At points here people have suggested things that really needed to be added. Some of these I did add, others I’m on the fence about, others I said, “No, I really don’t have time or space to treat that…” Can I just tell you how hard that last response is for me to give?
As any project manager will tell you, one of the hardest impulses to reign in is “scope creep.” That’s the urge to add that one extra little feature…and the next one…and the next… Part of the discipline of a work like this—intended primarily as an introductory book for laity—is resisting the temptations to chase wild rabbits and, as most regular readers know, that’s really hard for me!
And, I must confess, even with the amount of saying no that I did, my resolve wasn’t quite as firm as it could have been… I originally pitched a paperback book that was about one hundred book pages (not MS Word pages, mind you). Your average regular book-shelf sized book page has roughly 350 words on it. The final tally for this stage was 82,222 words. If you do the math that’s right about 235 pages… Whoops!
As has been noted by Susan and others, though, I am not by nature a concise writer; there’s no telling how many words of solid content that actually represents! Oh well—we’ll see what the count is when the editors get done with it.
At the end, you just have to let it go – even when you’d really like to tweak, adjust, emend, and “make it better.” (AKA, yes: “scope creep”!)
Congrats!
(And, BTW: thanks for letting us share in the project. It was really fun reading along and commenting and discussing it….)
Thanks for joining in!
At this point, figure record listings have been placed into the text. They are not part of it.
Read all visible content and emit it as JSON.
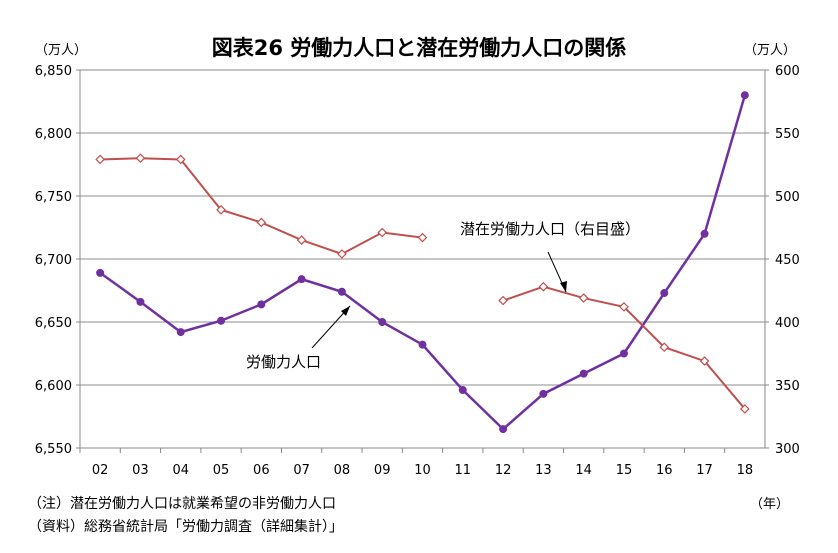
{
  "chart_data": {
    "type": "line",
    "title": "図表26 労働力人口と潜在労働力人口の関係",
    "left_unit": "（万人）",
    "right_unit": "（万人）",
    "x_unit": "（年）",
    "categories": [
      "02",
      "03",
      "04",
      "05",
      "06",
      "07",
      "08",
      "09",
      "10",
      "11",
      "12",
      "13",
      "14",
      "15",
      "16",
      "17",
      "18"
    ],
    "left_axis": {
      "ylim": [
        6550,
        6850
      ],
      "ticks": [
        "6,550",
        "6,600",
        "6,650",
        "6,700",
        "6,750",
        "6,800",
        "6,850"
      ]
    },
    "right_axis": {
      "ylim": [
        300,
        600
      ],
      "ticks": [
        "300",
        "350",
        "400",
        "450",
        "500",
        "550",
        "600"
      ]
    },
    "grid": true,
    "series": [
      {
        "name": "労働力人口",
        "axis": "left",
        "color": "#7030A0",
        "marker": "circle",
        "values": [
          6689,
          6666,
          6642,
          6651,
          6664,
          6684,
          6674,
          6650,
          6632,
          6596,
          6565,
          6593,
          6609,
          6625,
          6673,
          6720,
          6830
        ]
      },
      {
        "name": "潜在労働力人口（右目盛）",
        "axis": "right",
        "color": "#C0504D",
        "marker": "diamond",
        "values": [
          529,
          530,
          529,
          489,
          479,
          465,
          454,
          471,
          467,
          null,
          417,
          428,
          419,
          412,
          380,
          369,
          331
        ]
      }
    ],
    "annotations": [
      {
        "text": "労働力人口"
      },
      {
        "text": "潜在労働力人口（右目盛）"
      }
    ],
    "notes": [
      "（注）潜在労働力人口は就業希望の非労働力人口",
      "（資料）総務省統計局「労働力調査（詳細集計）」"
    ]
  }
}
I think it’s a better work because of all of the input.
I think “scope creep” is what happened to NT Wright as well, and he ended up writing the single largest book on Paul ever written in Christian history. Something to aim for…
I’m guessing the editors will cut about a quarter of the book. That will sharpen the focus. When you get it back you’ll be able to see the scope creep more clearly, and you can cut it. I think the creep makes it less accessible to the laity. I’ve enjoyed reading what you’ve written, even if I couldn’t understand all of it. Congratulations on finishing the first draft!